Thanks to detailed medical records kept by a tea estate in Kenya, researchers have documented how malaria surged into higher elevations — in places where malarial mosquitoes never used to buzz — in the 1980s and 1990s. But local climate records aren’t as good as the medical ones, and researchers have had to mathematically stretch to patch over gaps in the temperature measurements. The result: a flurry and counterflurry of papers in the research journals, arguing for and against the idea that Kenya’s highland climate changed simultaneously with malaria’s appearance.

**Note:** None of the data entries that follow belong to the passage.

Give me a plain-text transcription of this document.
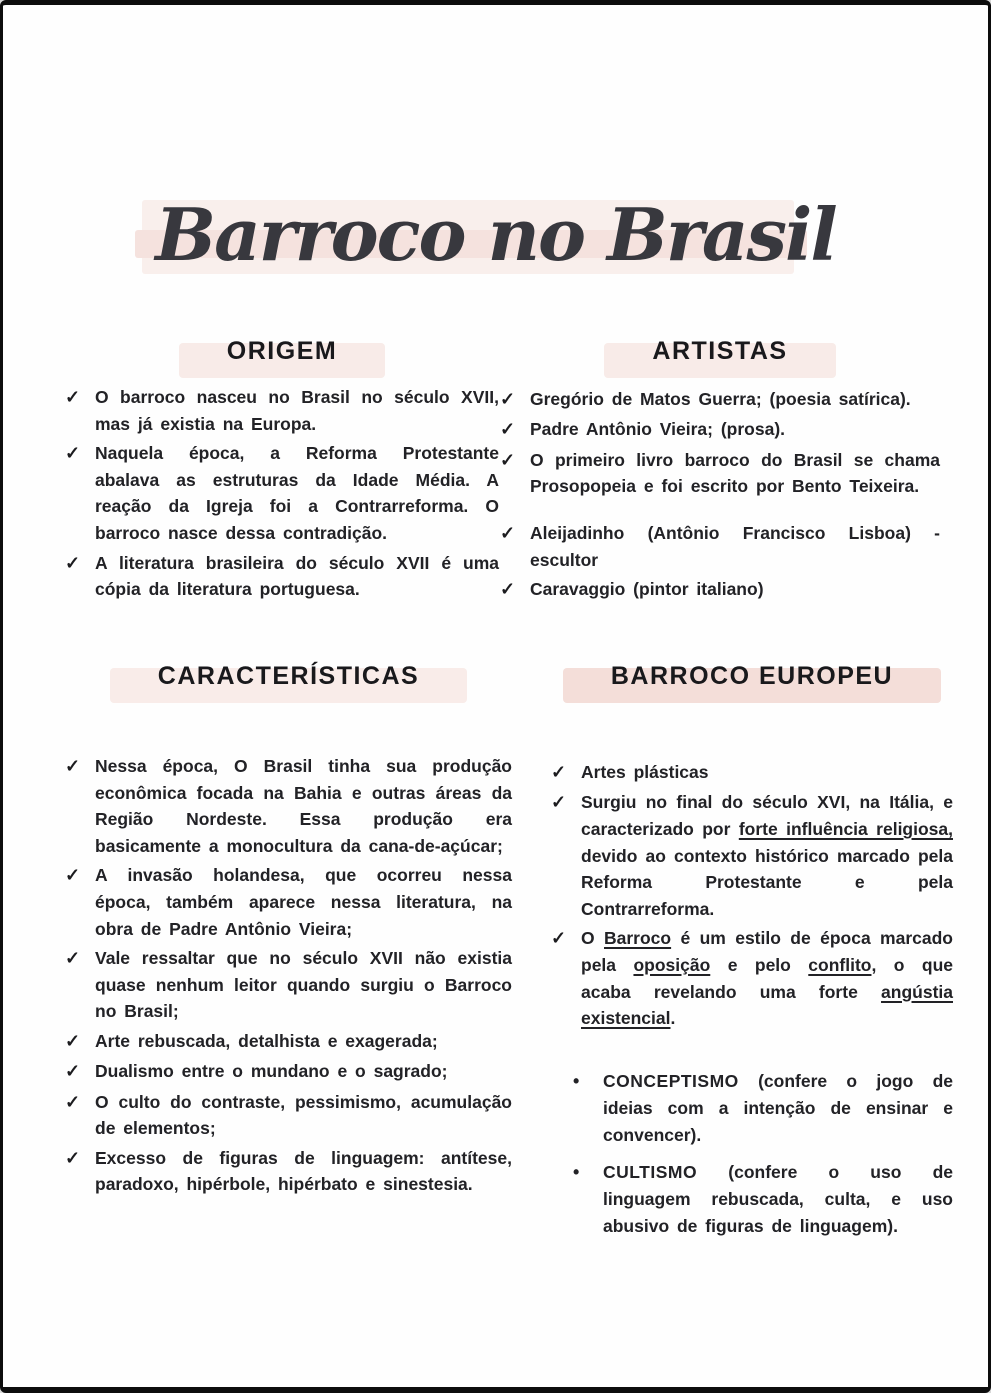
Barroco no Brasil
ORIGEM
✓ O barroco nasceu no Brasil no século XVII, mas já existia na Europa.
✓ Naquela época, a Reforma Protestante abalava as estruturas da Idade Média. A reação da Igreja foi a Contrarreforma. O barroco nasce dessa contradição.
✓ A literatura brasileira do século XVII é uma cópia da literatura portuguesa.
ARTISTAS
✓ Gregório de Matos Guerra; (poesia satírica).
✓ Padre Antônio Vieira; (prosa).
✓ O primeiro livro barroco do Brasil se chama Prosopopeia e foi escrito por Bento Teixeira.
✓ Aleijadinho (Antônio Francisco Lisboa) - escultor
✓ Caravaggio (pintor italiano)
CARACTERÍSTICAS
✓ Nessa época, O Brasil tinha sua produção econômica focada na Bahia e outras áreas da Região Nordeste. Essa produção era basicamente a monocultura da cana-de-açúcar;
✓ A invasão holandesa, que ocorreu nessa época, também aparece nessa literatura, na obra de Padre Antônio Vieira;
✓ Vale ressaltar que no século XVII não existia quase nenhum leitor quando surgiu o Barroco no Brasil;
✓ Arte rebuscada, detalhista e exagerada;
✓ Dualismo entre o mundano e o sagrado;
✓ O culto do contraste, pessimismo, acumulação de elementos;
✓ Excesso de figuras de linguagem: antítese, paradoxo, hipérbole, hipérbato e sinestesia.
BARROCO EUROPEU
✓ Artes plásticas
✓ Surgiu no final do século XVI, na Itália, e caracterizado por forte influência religiosa, devido ao contexto histórico marcado pela Reforma Protestante e pela Contrarreforma.
✓ O Barroco é um estilo de época marcado pela oposição e pelo conflito, o que acaba revelando uma forte angústia existencial.
•	CONCEPTISMO (confere o jogo de ideias com a intenção de ensinar e convencer).
•	CULTISMO (confere o uso de linguagem rebuscada, culta, e uso abusivo de figuras de linguagem).
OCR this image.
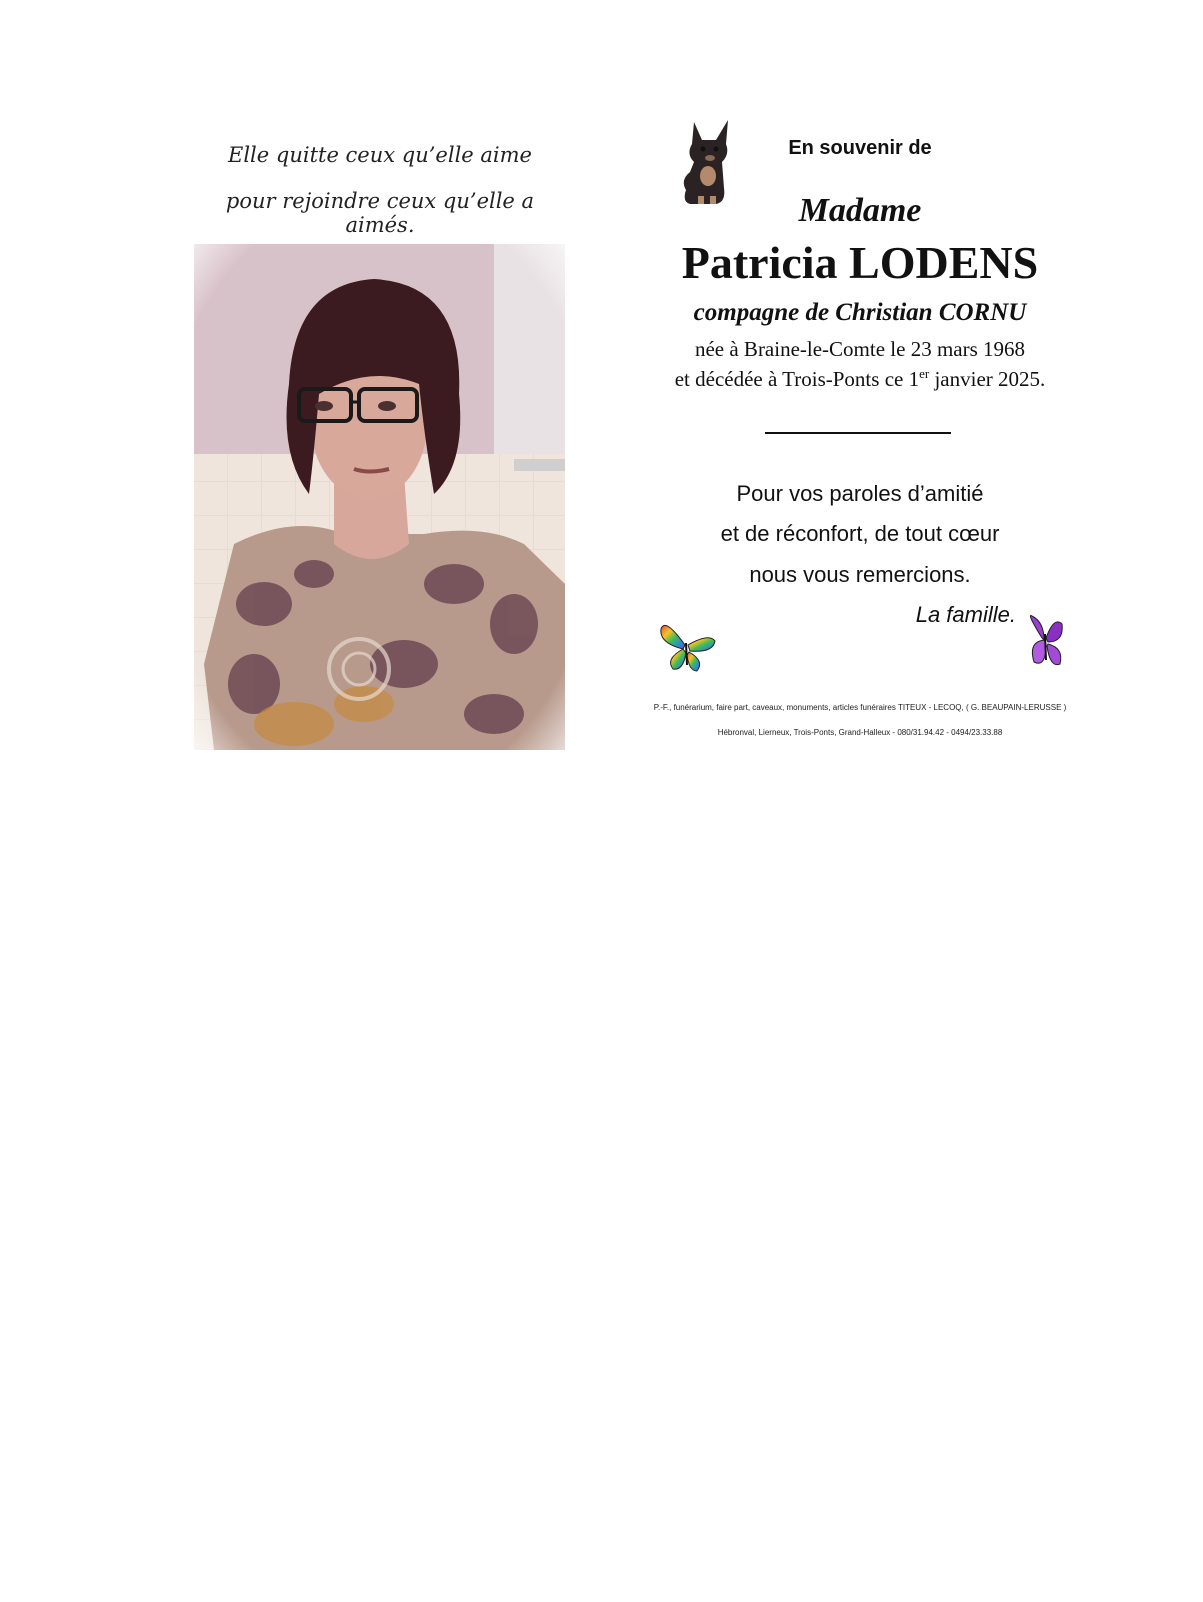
Elle quitte ceux qu’elle aime
pour rejoindre ceux qu’elle a aimés.
En souvenir de
Madame
Patricia LODENS
compagne de Christian CORNU
née à Braine-le-Comte le 23 mars 1968
et décédée à Trois-Ponts ce 1er janvier 2025.
Pour vos paroles d’amitié
et de réconfort, de tout cœur
nous vous remercions.
La famille.
P.-F., funérarium, faire part, caveaux, monuments, articles funéraires TITEUX - LECOQ, ( G. BEAUPAIN-LERUSSE )
Hébronval, Lierneux, Trois-Ponts, Grand-Halleux - 080/31.94.42 - 0494/23.33.88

The scientific bloodsucking may now finally come to an end with a paper that appeared in Malaria Journal in January. With a little help from the Kenya Meteorological Department, a team led by Madeleine Thomson of Columbia University in New York tidied up a set of daily temperature and rainfall records from 1979 to 2009. Temperatures at the tea estate, the scientists found, have indeed been rising at around 0.2 degrees Celsius per decade.
Such work can’t prove that climate caused the spread of malaria, but it underscores that climate may be an important force to reckon with when fighting disease.
“Climate change is an integral part, and so are bed nets and all those other things,” says Mary Hayden, a medical epidemiologist at NCAR and organizer of the recent Colorado meeting.
Those few chances that climate scientists and health scientists have to work together may be the only thing standing between you and a mosquito with a parasite in its blood and a gleam in its eye.